The nanoparticles are perfect spheres, consisting of a couple hundred atoms measuring from 16nm to 25nm in diameter. They are formed by means of a vacuum-deposition process that uses vapor condensation to produce highly reactive catalytic nanoparticles, for which the engineering team has formulated several end-use applications.

"Our biggest engineering challenge was finding a way to get the nanoparticles to stick to metal electrodes," McGrath said. The company has solved that problem, she said, "enabling existing electrolysis equipment to realize a 30 percent increase in hydrogen output just by retrofitting our coated electrodes."

QuantumSphere projects that the efficiency of electrolysis using its nanoparticle-coated electrodes, now at 85 percent, can be increased to 96 percent by the time hydrogen fuel cell automobiles are in wide use.
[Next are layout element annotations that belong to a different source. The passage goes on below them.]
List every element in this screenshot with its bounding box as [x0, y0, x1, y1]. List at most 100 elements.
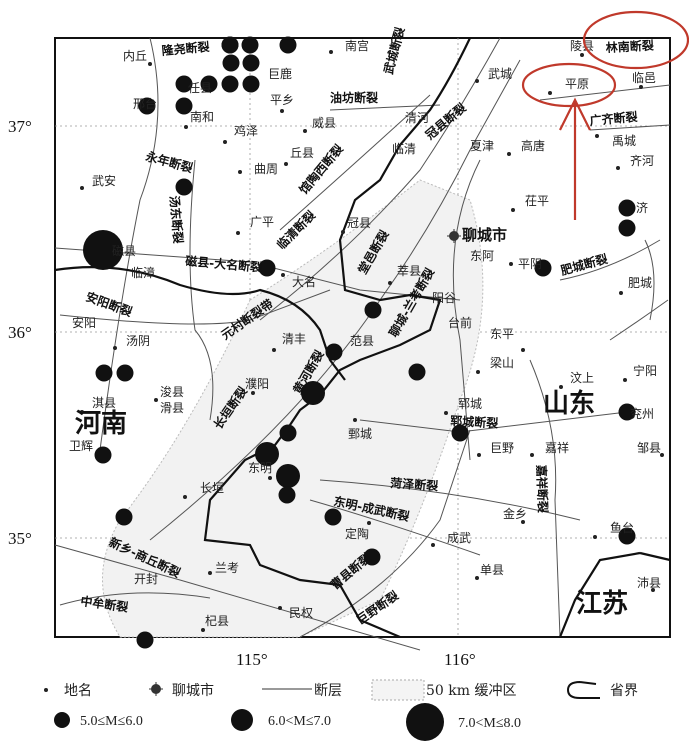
place-dot	[148, 62, 152, 66]
place-dot	[367, 521, 371, 525]
earthquake-epicenter	[276, 464, 300, 488]
place-dot	[509, 262, 513, 266]
earthquake-epicenter	[222, 54, 240, 72]
place-dot	[530, 453, 534, 457]
place-dot	[580, 53, 584, 57]
place-dot	[548, 91, 552, 95]
place-dot	[303, 129, 307, 133]
legend-fault: 断层	[314, 683, 342, 699]
earthquake-epicenter	[241, 36, 259, 54]
province-label: 山东	[543, 388, 595, 419]
place-label: 曲周	[254, 162, 278, 176]
earthquake-epicenter	[618, 527, 636, 545]
fault-label: 隆尧断裂	[161, 39, 210, 58]
place-dot	[477, 453, 481, 457]
place-label: 淇县	[92, 396, 116, 410]
fault-label: 汤东断裂	[167, 195, 186, 244]
fault-label: 广齐断裂	[589, 109, 638, 128]
legend-m1: 5.0≤M≤6.0	[80, 714, 143, 729]
place-label: 茌平	[525, 194, 549, 208]
place-label: 民权	[289, 606, 313, 620]
place-label: 濮阳	[245, 376, 269, 391]
place-dot	[431, 543, 435, 547]
buffer-box-icon	[371, 679, 425, 701]
place-dot	[268, 476, 272, 480]
earthquake-epicenter	[242, 75, 260, 93]
place-label: 邹县	[637, 441, 661, 455]
place-label: 临漳	[131, 265, 155, 280]
place-dot	[476, 370, 480, 374]
place-label: 内丘	[123, 49, 147, 63]
earthquake-epicenter	[221, 75, 239, 93]
place-dot	[223, 140, 227, 144]
place-label: 肥城	[628, 276, 652, 290]
place-label: 丘县	[290, 146, 314, 160]
place-label: 济	[636, 200, 648, 215]
place-dot	[280, 109, 284, 113]
place-label: 卫辉	[69, 439, 93, 453]
place-label: 鱼台	[610, 520, 634, 535]
place-label: 平阴	[518, 257, 542, 271]
highlight-ellipse-linnan-fault	[582, 10, 689, 70]
place-label: 定陶	[345, 526, 369, 541]
province-label: 江苏	[576, 589, 628, 619]
place-dot	[183, 495, 187, 499]
earthquake-epicenter	[408, 363, 426, 381]
earthquake-epicenter	[200, 75, 218, 93]
place-label: 开封	[134, 572, 158, 586]
legend-m2: 6.0<M≤7.0	[268, 714, 331, 729]
place-label: 邢台	[133, 96, 157, 111]
earthquake-epicenter	[451, 424, 469, 442]
place-label: 冠县	[347, 216, 371, 230]
place-label: 巨鹿	[268, 66, 292, 81]
place-label: 广平	[250, 215, 274, 229]
place-label: 浚县	[160, 384, 184, 399]
earthquake-epicenter	[324, 508, 342, 526]
place-label: 任县	[188, 81, 212, 95]
place-dot	[281, 273, 285, 277]
earthquakes	[83, 36, 636, 649]
place-label: 高唐	[521, 138, 545, 153]
highlight-ellipse-pingyuan	[521, 62, 617, 108]
place-label: 安阳	[72, 315, 96, 330]
axis-labels: 37° 36° 35° 115° 116°	[8, 117, 476, 669]
place-dot	[113, 346, 117, 350]
place-label: 临清	[392, 142, 416, 156]
earthquake-epicenter	[115, 508, 133, 526]
magnitude-5-6-icon	[54, 712, 70, 728]
legend: 地名 聊城市 断层 50 km 缓冲区 省界 5.0≤M≤6.0 6.0<M≤7…	[44, 679, 638, 741]
lat-label-36: 36°	[8, 323, 32, 342]
place-dot	[388, 281, 392, 285]
place-label: 汶上	[570, 370, 594, 385]
lon-label-115: 115°	[236, 650, 268, 669]
place-dot	[593, 535, 597, 539]
earthquake-epicenter	[534, 259, 552, 277]
place-dot	[341, 230, 345, 234]
earthquake-epicenter	[116, 364, 134, 382]
earthquake-epicenter	[618, 199, 636, 217]
place-dot	[521, 348, 525, 352]
place-label: 莘县	[397, 264, 421, 278]
place-label: 大名	[292, 274, 316, 289]
earthquake-epicenter	[175, 178, 193, 196]
earthquake-epicenter	[255, 442, 279, 466]
place-label: 武城	[488, 67, 512, 81]
city-marker-icon	[149, 682, 163, 696]
place-dot	[201, 628, 205, 632]
place-label: 汤阴	[126, 334, 150, 348]
place-label: 东平	[490, 327, 514, 341]
place-label: 滑县	[160, 401, 184, 415]
place-dot	[623, 378, 627, 382]
legend-boundary: 省界	[610, 683, 638, 699]
place-label: 兰考	[215, 561, 239, 575]
place-label: 兖州	[630, 406, 654, 421]
earthquake-epicenter	[221, 36, 239, 54]
earthquake-epicenter	[83, 230, 123, 270]
place-label: 成武	[447, 531, 471, 545]
place-label: 南宫	[345, 38, 369, 53]
fault-label: 林南断裂	[605, 38, 654, 55]
place-dot	[154, 398, 158, 402]
earthquake-epicenter	[278, 486, 296, 504]
legend-place: 地名	[64, 683, 92, 699]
Adjusting for rising gasoline prices, QuantumSphere projects that performing electrolysis at home to power hydrogen fuel cells will be less expensive than burning fossil fuels.

The company has also made progress in its quest to eliminate the need for expensive platinum electrodes inside the fuel cell itself, claiming that today it can replace half a fuel cell's platinum with nanoparticle-coated stainless steel. QuantumSphere hopes to demonstrate fuel cells with no platinum at all in the coming years.